The police must confront the “poison of decades-old misdeeds”, the Home Secretary Theresa May has told officers, raising hopes that she is close to ordering an inquiry into police misconduct during the 1980s miner strike.
In a speech to the Police Federation Annual Conference, Ms May said that forces needed to address “difficult truths, however unpalatable”.
Her remarks will increase speculation that she will order an inquiry into allegations of violence and misconduct during the 1984 clash between miners and South Yorkshire Police at Orgreave.
Campaigners have long claimed that police orchestrated the violence and then lied in witness statements. Of 95 people arrested during the clashes nobody was ever successfully prosecuted while 39 of the men charged brought civil proceedings against South Yorkshire Police for assault, unlawful arrest and malicious prosecution. The police settled all of the cases without a trial.
The Home Secretary did not use her speech to announce an inquiry into Orgreave, which she is known to be considering, but, referring to Hillsborough, she said: “Historical inquiries are not archaeological excavations ... they are about ensuring that justice is done.
“We must never underestimate how the poison of decades-old misdeeds seeps down through the years and is just as toxic today as it was then. That’s why difficult truths, however unpalatable they may be, must be confronted head on.”

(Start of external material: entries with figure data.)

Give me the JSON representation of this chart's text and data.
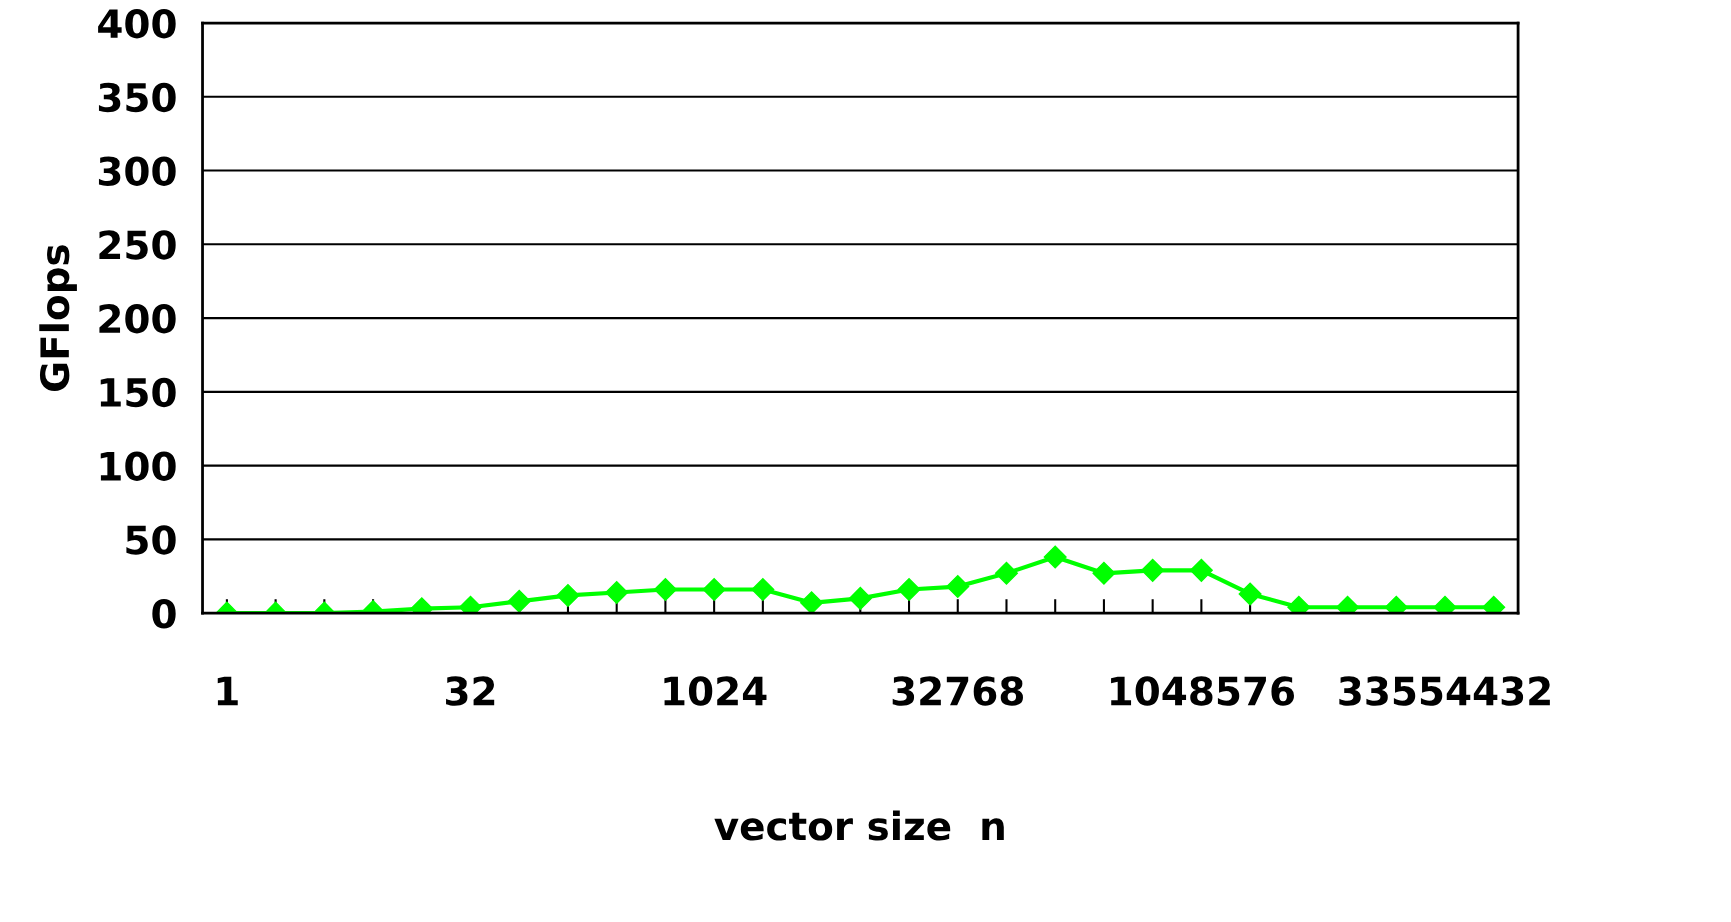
{
  "chart_data": {
    "type": "line",
    "xlabel": "vector size  n",
    "ylabel": "GFlops",
    "categories": [
      "1",
      null,
      null,
      null,
      null,
      "32",
      null,
      null,
      null,
      null,
      "1024",
      null,
      null,
      null,
      null,
      "32768",
      null,
      null,
      null,
      null,
      "1048576",
      null,
      null,
      null,
      null,
      "33554432",
      null
    ],
    "series": [
      {
        "color": "#00ff00",
        "values": [
          0,
          0,
          0,
          1,
          3,
          4,
          8,
          12,
          14,
          16,
          16,
          16,
          7,
          10,
          16,
          18,
          27,
          38,
          27,
          29,
          29,
          13,
          4,
          4,
          4,
          4,
          4
        ]
      }
    ],
    "ylim": [
      0,
      400
    ],
    "yticks": [
      0,
      50,
      100,
      150,
      200,
      250,
      300,
      350,
      400
    ],
    "grid": "y",
    "marker": "diamond",
    "line_style": "solid",
    "legend": false
  }
}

In an article for the website Conservative Home, Ms May’s former chief of staff Nick Timothy said there was a need for a new investigation.
He rejected calls to “let sleeping dogs lie” about the events more than 30 years ago, saying that Hillsborough showed that “sleeping dogs in South Yorkshire lied and lied and lied again, not just about their own conduct but about the victims and other football supporters”.

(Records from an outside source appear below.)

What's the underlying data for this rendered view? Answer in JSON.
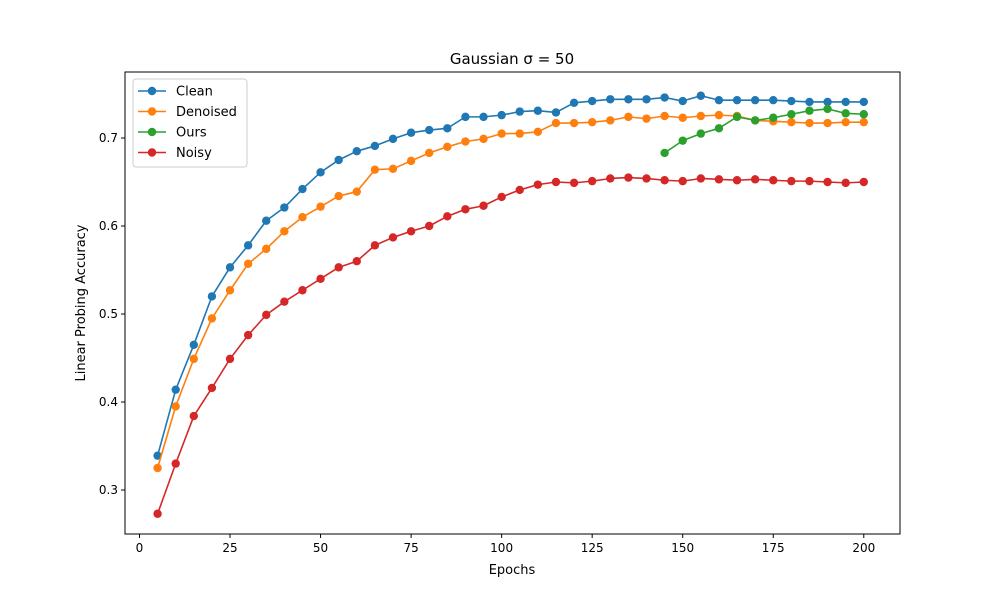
{
  "chart_data": {
    "type": "line",
    "title": "Gaussian σ = 50",
    "xlabel": "Epochs",
    "ylabel": "Linear Probing Accuracy",
    "xlim": [
      -4,
      210
    ],
    "ylim": [
      0.25,
      0.775
    ],
    "xticks": [
      0,
      25,
      50,
      75,
      100,
      125,
      150,
      175,
      200
    ],
    "yticks": [
      0.3,
      0.4,
      0.5,
      0.6,
      0.7
    ],
    "grid": false,
    "legend_position": "top-left",
    "series": [
      {
        "name": "Clean",
        "color": "#1f77b4",
        "x": [
          5,
          10,
          15,
          20,
          25,
          30,
          35,
          40,
          45,
          50,
          55,
          60,
          65,
          70,
          75,
          80,
          85,
          90,
          95,
          100,
          105,
          110,
          115,
          120,
          125,
          130,
          135,
          140,
          145,
          150,
          155,
          160,
          165,
          170,
          175,
          180,
          185,
          190,
          195,
          200
        ],
        "values": [
          0.339,
          0.414,
          0.465,
          0.52,
          0.553,
          0.578,
          0.606,
          0.621,
          0.642,
          0.661,
          0.675,
          0.685,
          0.691,
          0.699,
          0.706,
          0.709,
          0.711,
          0.724,
          0.724,
          0.726,
          0.73,
          0.731,
          0.729,
          0.74,
          0.742,
          0.744,
          0.744,
          0.744,
          0.746,
          0.742,
          0.748,
          0.743,
          0.743,
          0.743,
          0.743,
          0.742,
          0.741,
          0.741,
          0.741,
          0.741
        ]
      },
      {
        "name": "Denoised",
        "color": "#ff7f0e",
        "x": [
          5,
          10,
          15,
          20,
          25,
          30,
          35,
          40,
          45,
          50,
          55,
          60,
          65,
          70,
          75,
          80,
          85,
          90,
          95,
          100,
          105,
          110,
          115,
          120,
          125,
          130,
          135,
          140,
          145,
          150,
          155,
          160,
          165,
          170,
          175,
          180,
          185,
          190,
          195,
          200
        ],
        "values": [
          0.325,
          0.395,
          0.449,
          0.495,
          0.527,
          0.557,
          0.574,
          0.594,
          0.61,
          0.622,
          0.634,
          0.639,
          0.664,
          0.665,
          0.674,
          0.683,
          0.69,
          0.696,
          0.699,
          0.705,
          0.705,
          0.707,
          0.717,
          0.717,
          0.718,
          0.72,
          0.724,
          0.722,
          0.725,
          0.723,
          0.725,
          0.726,
          0.725,
          0.72,
          0.719,
          0.718,
          0.717,
          0.717,
          0.718,
          0.718
        ]
      },
      {
        "name": "Ours",
        "color": "#2ca02c",
        "x": [
          145,
          150,
          155,
          160,
          165,
          170,
          175,
          180,
          185,
          190,
          195,
          200
        ],
        "values": [
          0.683,
          0.697,
          0.705,
          0.711,
          0.724,
          0.72,
          0.723,
          0.727,
          0.731,
          0.733,
          0.728,
          0.727
        ]
      },
      {
        "name": "Noisy",
        "color": "#d62728",
        "x": [
          5,
          10,
          15,
          20,
          25,
          30,
          35,
          40,
          45,
          50,
          55,
          60,
          65,
          70,
          75,
          80,
          85,
          90,
          95,
          100,
          105,
          110,
          115,
          120,
          125,
          130,
          135,
          140,
          145,
          150,
          155,
          160,
          165,
          170,
          175,
          180,
          185,
          190,
          195,
          200
        ],
        "values": [
          0.273,
          0.33,
          0.384,
          0.416,
          0.449,
          0.476,
          0.499,
          0.514,
          0.527,
          0.54,
          0.553,
          0.56,
          0.578,
          0.587,
          0.594,
          0.6,
          0.611,
          0.619,
          0.623,
          0.633,
          0.641,
          0.647,
          0.65,
          0.649,
          0.651,
          0.654,
          0.655,
          0.654,
          0.652,
          0.651,
          0.654,
          0.653,
          0.652,
          0.653,
          0.652,
          0.651,
          0.651,
          0.65,
          0.649,
          0.65
        ]
      }
    ]
  }
}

In her speech she also warned that forces are facing an investigation over their handling of domestic violence as she warned that victims are “still being let down”.

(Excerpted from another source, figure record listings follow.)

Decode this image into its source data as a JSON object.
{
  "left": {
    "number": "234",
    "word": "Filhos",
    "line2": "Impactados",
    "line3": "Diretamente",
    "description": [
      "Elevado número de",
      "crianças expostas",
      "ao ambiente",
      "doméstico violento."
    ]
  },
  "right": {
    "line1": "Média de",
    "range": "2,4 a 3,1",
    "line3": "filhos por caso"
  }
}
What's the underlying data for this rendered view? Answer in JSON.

Ms May said she has asked Chief Inspector of Constabulary Sir Tom Winsor to scrutinise the issue amid evidence the new police powers are not being used “anywhere near as systematically” as they could be.
“Victims of abuse are still being let down and reports are not being taken seriously enough,” she said.
“The right skills, training and commitment to protect the vulnerable are still not held by every single police officer.“
She said there were still instances of “shameful attitudes” that Her Majesty's Inspectorate of Constabulary (HMIC) found when it examined the matter in 2013.
“We know of officers who develop inappropriate relationships with victims of domestic abuse,” she said. ”They have ignored their professional duty and their moral responsibility.“
In its report, published the following year in 2014, HMIC raised concerns about poor attitudes displayed towards domestic abuse victims, with some officers showing a “considerable lack of empathy”.
In one prominent case in the West Midlands, officers were inadvertently recorded on a voicemail system calling an alleged victim a “f***ing slag”.
Ms May referred to previous findings by inspectors of “significant failings” that were letting victims down.
She highlighted: “Officers who couldn't spot dangerous patterns of abuse. Victims who weren't treated with dignity and respect. And the shameful attitude of some officers towards victims who had suffered violence and psychological abuse.
“The officers who accidentally recorded themselves calling a victim 'a bitch' and 'a slag'.”
The Home Secretary said police had “listened and acted”, with “real improvements” achieved on the issue in the last two years, but added “there is still a long way to go”.
Ms May struck a less confrontational tone than during her previous appearances at the event that have seen her face heckling after laying down the law to the association, which represents 122,000 officers at constable, sergeant and inspector rank.